Für David Graf sollten die Olympischen Spiele in Tokio das letzte sportliche Highlight vor dem fliegenden Wechsel ins Amt des Nationaltrainers sein. Der Plan wurde vom Coronavirus durchkreuzt.
30. und 31. Juli 2020 – David Graf hatte sich die Tage dick angestrichen: Olympische Spiele in Tokio, BMX-Wettkampf. Die Bühne für das letzte sportliche Ausrufezeichen vor dem Rücktritt und dem Wechsel ins Trainermetier. Die Gelegenheit, mit dem Gewinn seiner ersten Olympiamedaille abzutreten und sich mit dem Grossanlass zu versöhnen, der ihm bislang kein Glück gebracht hat. Auch der Plan für die Karriere danach war skizziert. Der Vertrag mit Swiss Cycling als künftiger BMX-Nationalcoach ist seit letztem November unterzeichnet.

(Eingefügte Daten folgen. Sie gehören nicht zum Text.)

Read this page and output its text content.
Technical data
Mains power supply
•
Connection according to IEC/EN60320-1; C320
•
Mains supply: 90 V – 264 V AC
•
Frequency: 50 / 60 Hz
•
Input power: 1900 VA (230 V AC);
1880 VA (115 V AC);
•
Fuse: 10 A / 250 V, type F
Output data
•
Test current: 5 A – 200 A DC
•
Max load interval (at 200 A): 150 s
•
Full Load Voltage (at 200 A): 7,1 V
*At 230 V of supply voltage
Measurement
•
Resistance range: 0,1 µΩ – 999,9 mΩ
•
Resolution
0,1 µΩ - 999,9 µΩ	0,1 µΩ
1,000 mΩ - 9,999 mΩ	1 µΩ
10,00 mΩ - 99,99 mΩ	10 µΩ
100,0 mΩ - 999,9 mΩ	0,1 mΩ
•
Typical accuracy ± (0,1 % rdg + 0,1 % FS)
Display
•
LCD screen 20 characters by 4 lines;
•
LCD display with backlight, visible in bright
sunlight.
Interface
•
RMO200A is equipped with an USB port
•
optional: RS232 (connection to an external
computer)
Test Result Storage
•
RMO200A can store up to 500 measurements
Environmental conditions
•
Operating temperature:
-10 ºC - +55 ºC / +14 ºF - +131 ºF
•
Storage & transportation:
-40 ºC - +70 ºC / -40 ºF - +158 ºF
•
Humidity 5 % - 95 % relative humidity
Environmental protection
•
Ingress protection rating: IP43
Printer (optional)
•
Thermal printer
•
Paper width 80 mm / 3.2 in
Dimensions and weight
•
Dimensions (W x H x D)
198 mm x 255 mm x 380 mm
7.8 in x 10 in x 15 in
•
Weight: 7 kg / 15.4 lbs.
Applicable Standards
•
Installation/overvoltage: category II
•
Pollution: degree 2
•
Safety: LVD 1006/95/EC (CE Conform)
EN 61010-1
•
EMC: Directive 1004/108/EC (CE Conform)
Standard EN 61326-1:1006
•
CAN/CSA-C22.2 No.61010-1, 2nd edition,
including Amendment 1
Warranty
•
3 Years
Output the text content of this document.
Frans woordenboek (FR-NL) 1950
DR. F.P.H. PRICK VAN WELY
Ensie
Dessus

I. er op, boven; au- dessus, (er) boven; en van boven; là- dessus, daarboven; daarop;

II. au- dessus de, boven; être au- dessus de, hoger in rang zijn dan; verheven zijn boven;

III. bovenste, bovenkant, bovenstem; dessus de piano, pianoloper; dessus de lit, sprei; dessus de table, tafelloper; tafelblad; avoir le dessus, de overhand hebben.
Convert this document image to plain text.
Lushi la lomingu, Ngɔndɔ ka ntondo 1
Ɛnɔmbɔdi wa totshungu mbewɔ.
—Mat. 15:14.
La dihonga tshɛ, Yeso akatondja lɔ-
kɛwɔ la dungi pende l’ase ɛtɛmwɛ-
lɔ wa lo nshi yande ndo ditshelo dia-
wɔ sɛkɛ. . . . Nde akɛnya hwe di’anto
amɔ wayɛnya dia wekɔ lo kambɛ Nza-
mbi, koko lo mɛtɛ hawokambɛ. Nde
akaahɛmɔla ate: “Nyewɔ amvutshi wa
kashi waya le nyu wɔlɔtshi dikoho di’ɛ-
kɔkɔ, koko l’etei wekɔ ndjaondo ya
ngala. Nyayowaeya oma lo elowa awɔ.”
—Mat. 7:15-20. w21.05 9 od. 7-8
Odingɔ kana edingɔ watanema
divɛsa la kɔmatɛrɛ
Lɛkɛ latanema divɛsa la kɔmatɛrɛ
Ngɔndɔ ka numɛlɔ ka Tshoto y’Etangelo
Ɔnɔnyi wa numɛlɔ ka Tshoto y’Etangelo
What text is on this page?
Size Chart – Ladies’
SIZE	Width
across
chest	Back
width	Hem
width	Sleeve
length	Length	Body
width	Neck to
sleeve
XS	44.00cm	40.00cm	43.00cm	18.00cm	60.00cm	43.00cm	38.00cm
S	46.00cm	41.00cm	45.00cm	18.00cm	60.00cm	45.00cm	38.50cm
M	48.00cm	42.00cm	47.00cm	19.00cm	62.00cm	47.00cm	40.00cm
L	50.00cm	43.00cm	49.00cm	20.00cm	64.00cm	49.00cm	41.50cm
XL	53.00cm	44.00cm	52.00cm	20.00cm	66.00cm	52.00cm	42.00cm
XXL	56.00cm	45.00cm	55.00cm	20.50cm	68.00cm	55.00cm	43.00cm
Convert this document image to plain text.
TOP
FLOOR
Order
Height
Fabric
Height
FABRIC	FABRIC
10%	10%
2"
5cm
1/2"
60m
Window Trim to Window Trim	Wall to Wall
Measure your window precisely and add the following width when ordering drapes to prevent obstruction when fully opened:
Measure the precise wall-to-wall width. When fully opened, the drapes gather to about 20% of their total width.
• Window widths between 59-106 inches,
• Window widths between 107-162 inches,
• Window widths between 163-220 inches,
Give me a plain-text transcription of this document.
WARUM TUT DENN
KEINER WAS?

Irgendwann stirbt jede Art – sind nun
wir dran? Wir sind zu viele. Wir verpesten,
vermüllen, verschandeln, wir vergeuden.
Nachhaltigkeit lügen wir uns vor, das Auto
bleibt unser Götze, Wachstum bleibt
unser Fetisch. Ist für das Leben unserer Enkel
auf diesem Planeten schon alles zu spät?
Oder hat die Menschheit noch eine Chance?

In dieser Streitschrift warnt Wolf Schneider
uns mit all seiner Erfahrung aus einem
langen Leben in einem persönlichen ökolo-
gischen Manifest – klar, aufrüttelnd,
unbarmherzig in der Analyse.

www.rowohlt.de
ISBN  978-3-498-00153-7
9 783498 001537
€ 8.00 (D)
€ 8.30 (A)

Nun könnte es Anpassungen geben. Die Olympischen Spiele sind verschoben, und David Graf steht vor der Frage: Karriere verlängern und Zukunftsplan verwerfen oder daran festhalten und den Olympia-Traum begraben? «Es ist zu früh, um mir grosse Gedanken zu machen», sagt der 30-Jährige darauf angesprochen. Aus der Ruhe bringt ihn die Ausnahmesituation keineswegs: «Es gibt Schlimmeres im Moment als das Sportlerleben. Ich persönlich bin vergleichsweise in einer ziemlich entspannten Lage und glaube auch, dass mir der Verband keine Steine in den Weg legen würde, sollte ich weitermachen wollen. Ich sehe mich sicher nicht als das grosse Opfer der Krise.»
«Ich war noch nie so schnell wie jetzt»
Zwölf Rennen hätten es eigentlich noch sein sollen für Graf, mit jenem in Tokio als Höhepunkt. Zehn Anläufe hätte er im Weltcup bis Mitte Mai gehabt, um den ersehnten ersten Sieg zu erringen, anschliessend die WM in Houston als Olympia-Hauptprobe. Die Realität sieht nun so aus: Drei Weltcuprennen haben Anfang Februar in Australien stattgefunden, die restlichen sind wie die WM ausgesetzt, die Olympischen Spiele auf 2021 verschoben.
Ein normales Training war für das Schweizer BMX-Aushängeschild in den letzten Tagen nicht mehr möglich. Die Sportanlagen an Grafs Trainingsbasis in Stuttgart sind geschlossen, öffentliche Krafträume und vergleichbare Einrichtungen zu. Und doch wäre Grafs Verfassung vielversprechend gewesen – auch deshalb, weil der Winterthurer in den letzten zwei Jahren noch einmal einen Zacken zugelegt hat. In Stuttgart profitierte er von einer der besten Trainings-Infrastrukturen für BMX-Fahrer, die Wohnung seiner Freundin rüstete er im Zuge der Einschränkungen mit diversen Fitness-Geräten aus. «Gemessen an den Leistungsdaten bin ich auf dem Karriere-Höhepunkt. Ich war noch nie so schnell wie jetzt.»
Der 3. Rang im zweiten Weltcuprennen in Shepparton lieferte die Bestätigung, dass der Olympia-Fahrplan stimmt. Doch nun muss Graf umplanen. Es ist bitter für ihn, aber kein Grund sich zu beklagen: «Wie gesagt: Es gibt im Moment wahrlich Schlimmeres als das Leben als Sportler.»